1,866 posts, read 2,704,477 times
Reputation: 1467
Quote:
Originally Posted by CSD610 View Post
[/b]


That does put an entirely new light on the situation. Anyway, just because your Dad has been diagnosed with Diabetes does not mean YOU have to take care of him. HE actually has to do that himself.

Go where you want to go and do not let your Dad "guilt" you into staying in his home and doing what he wants you to do. He sounds very toxic to me and I would work as quickly as possible to get away from him and pursue the goals you have chosen for your life.

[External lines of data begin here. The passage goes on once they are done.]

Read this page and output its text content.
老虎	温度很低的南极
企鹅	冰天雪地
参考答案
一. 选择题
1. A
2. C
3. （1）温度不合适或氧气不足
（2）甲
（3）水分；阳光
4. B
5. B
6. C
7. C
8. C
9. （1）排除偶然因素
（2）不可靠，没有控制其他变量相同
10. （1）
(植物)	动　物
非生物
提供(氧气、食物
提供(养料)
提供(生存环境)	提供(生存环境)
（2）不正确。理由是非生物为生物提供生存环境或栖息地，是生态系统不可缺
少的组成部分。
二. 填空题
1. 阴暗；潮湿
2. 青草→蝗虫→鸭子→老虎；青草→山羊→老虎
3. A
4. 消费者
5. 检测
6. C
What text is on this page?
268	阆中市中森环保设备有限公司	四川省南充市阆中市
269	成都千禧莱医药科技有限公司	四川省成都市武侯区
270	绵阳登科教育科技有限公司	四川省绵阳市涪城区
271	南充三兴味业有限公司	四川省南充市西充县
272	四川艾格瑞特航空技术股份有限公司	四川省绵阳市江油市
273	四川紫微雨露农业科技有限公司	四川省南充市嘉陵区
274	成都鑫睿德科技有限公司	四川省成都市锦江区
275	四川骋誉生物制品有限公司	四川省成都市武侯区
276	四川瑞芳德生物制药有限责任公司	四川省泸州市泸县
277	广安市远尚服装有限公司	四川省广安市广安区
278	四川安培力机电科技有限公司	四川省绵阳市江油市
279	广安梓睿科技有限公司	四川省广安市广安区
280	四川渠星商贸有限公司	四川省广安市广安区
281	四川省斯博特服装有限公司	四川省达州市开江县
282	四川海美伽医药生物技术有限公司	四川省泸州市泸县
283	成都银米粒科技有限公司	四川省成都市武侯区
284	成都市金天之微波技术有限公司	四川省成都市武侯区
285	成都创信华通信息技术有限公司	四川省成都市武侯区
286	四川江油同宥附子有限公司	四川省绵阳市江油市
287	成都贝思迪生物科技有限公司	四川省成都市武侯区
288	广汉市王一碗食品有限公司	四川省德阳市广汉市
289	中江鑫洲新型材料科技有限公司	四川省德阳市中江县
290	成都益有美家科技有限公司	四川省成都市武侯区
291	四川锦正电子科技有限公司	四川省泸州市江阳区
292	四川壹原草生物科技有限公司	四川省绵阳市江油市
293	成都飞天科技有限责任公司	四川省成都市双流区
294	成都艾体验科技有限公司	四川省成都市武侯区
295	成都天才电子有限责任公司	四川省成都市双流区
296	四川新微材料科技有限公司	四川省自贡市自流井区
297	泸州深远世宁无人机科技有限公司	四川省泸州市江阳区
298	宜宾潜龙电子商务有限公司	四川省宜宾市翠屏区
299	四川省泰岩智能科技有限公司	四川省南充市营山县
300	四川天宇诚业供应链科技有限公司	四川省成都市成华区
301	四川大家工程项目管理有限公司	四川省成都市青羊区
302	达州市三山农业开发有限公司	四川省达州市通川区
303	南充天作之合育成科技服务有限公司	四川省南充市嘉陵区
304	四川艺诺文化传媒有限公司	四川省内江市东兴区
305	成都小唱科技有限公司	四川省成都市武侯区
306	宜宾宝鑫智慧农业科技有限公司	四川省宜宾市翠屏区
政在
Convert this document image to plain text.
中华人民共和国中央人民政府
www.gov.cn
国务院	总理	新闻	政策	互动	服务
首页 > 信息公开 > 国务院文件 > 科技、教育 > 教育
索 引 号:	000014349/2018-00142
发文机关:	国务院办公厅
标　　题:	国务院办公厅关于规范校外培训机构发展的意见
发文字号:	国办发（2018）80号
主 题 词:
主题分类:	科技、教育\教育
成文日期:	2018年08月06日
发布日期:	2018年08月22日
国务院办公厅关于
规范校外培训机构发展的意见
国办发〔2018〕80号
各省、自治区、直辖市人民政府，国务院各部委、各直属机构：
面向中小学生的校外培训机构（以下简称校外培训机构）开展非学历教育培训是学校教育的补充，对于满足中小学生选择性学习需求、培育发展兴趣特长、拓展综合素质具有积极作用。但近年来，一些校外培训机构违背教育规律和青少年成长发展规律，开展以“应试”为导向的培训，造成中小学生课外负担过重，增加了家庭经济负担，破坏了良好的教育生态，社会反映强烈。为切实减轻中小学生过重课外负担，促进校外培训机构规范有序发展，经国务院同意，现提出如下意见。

Keep in mind though, once you move out of his home you really should not ever consider going back to live with him. Things will be much worse then than they are now.
Agreed, my mom was horrible and abusive, just like your father. She said some racist stuff too, but it died later on. I guess she would be considered a bigot. OP, I have a degree in history as well, what is it that you are wanting to do with your degree and what jobs are you looking for. Set yourself up for success, and not failure. As CSD put it, once you leave, do NOT go back! I tried to go back several times and my mom would not have it. To her I was out. It was only a decade later that I realized that I had been disowned, they just never told me to my face. So do what you think is right, personally I don't know how I feel about an MA in History. What is it that you want to do? As for the confederate flag, well I know you might like it for the historical aspect, but you have to understand that a lot of people see it as a sign of racism just like jews see the swastika as a sign of oppression. Anyways, do what is best for you and make sure that like a chess game, there are no wasted moves, make sure you have a plan A, B, AND C. Good luck!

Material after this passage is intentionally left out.